The Effects of Mindfulness Program on Hypertension: A Guideline Approach

The Effects of Mindfulness Program on Hypertension: A Guideline Approach (Lea Ramos, DNP)

Hypertension is the third leading cause of death in the world and a major public health issue worldwide. According to the Centers of Disease Control and Prevention, one in three US adults have hypertension and only half of this population have controlled hypertension. Hypertension increases the risk of cardiovascular disease, stroke and overall mortality. Hypertension can be controlled through lifestyle modifications and medications.

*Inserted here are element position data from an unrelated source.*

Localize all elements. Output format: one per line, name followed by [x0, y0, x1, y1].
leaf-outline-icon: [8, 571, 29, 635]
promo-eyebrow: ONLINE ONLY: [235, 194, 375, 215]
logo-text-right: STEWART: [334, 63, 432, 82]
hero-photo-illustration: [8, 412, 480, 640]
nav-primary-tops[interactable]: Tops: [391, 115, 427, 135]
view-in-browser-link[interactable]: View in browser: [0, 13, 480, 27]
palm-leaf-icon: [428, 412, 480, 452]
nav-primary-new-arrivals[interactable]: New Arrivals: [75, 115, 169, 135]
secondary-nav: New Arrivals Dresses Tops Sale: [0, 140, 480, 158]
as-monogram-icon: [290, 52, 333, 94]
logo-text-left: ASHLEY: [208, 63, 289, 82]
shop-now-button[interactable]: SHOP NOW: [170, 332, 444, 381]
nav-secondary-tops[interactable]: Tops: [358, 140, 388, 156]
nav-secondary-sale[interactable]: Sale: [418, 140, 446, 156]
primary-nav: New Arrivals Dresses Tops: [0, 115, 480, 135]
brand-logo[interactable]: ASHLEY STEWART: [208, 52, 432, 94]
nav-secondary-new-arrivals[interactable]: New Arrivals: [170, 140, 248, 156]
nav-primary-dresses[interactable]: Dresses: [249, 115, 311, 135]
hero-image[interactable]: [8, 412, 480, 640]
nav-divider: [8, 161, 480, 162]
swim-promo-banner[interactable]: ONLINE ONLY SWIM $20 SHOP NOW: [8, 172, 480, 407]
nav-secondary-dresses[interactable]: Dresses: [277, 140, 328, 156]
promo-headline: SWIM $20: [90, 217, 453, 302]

Mindfulness training intervention is
a lifestyle change and a non-pharmacological approach to decreasing hypertension. The objective of this quality improvement project was to standardize medical providers approach in the delivery of mindfulness education for patients’ diagnosed with primary hypertension at a primary care clinic. The indirect aim was to decrease hypertension in patients’ receiving this evidence-based mindfulness training program. Pender’s Health Promotion Model and Donabedian Model were utilized for this project. The Mindful Attention Awareness Scale (MAAS) was delivered to medical providers before and after training and showed improved awareness of mindfulness. These providers were then directed to utilize their training to teach patients mindfulness techniques. A paired t-test analysis was utilized to compare the patient’s
blood pressure reading values at the time of initial evaluation and again at a 4 week interval.

The project demonstrated a statistically significant decrease in both diastolic and systolic hypertension with the use of mindfulness techniques at a four week interval. This project demonstrates that mindfulness training in primary care may be an effective tool in reducing blood pressure in patients with primary hypertension.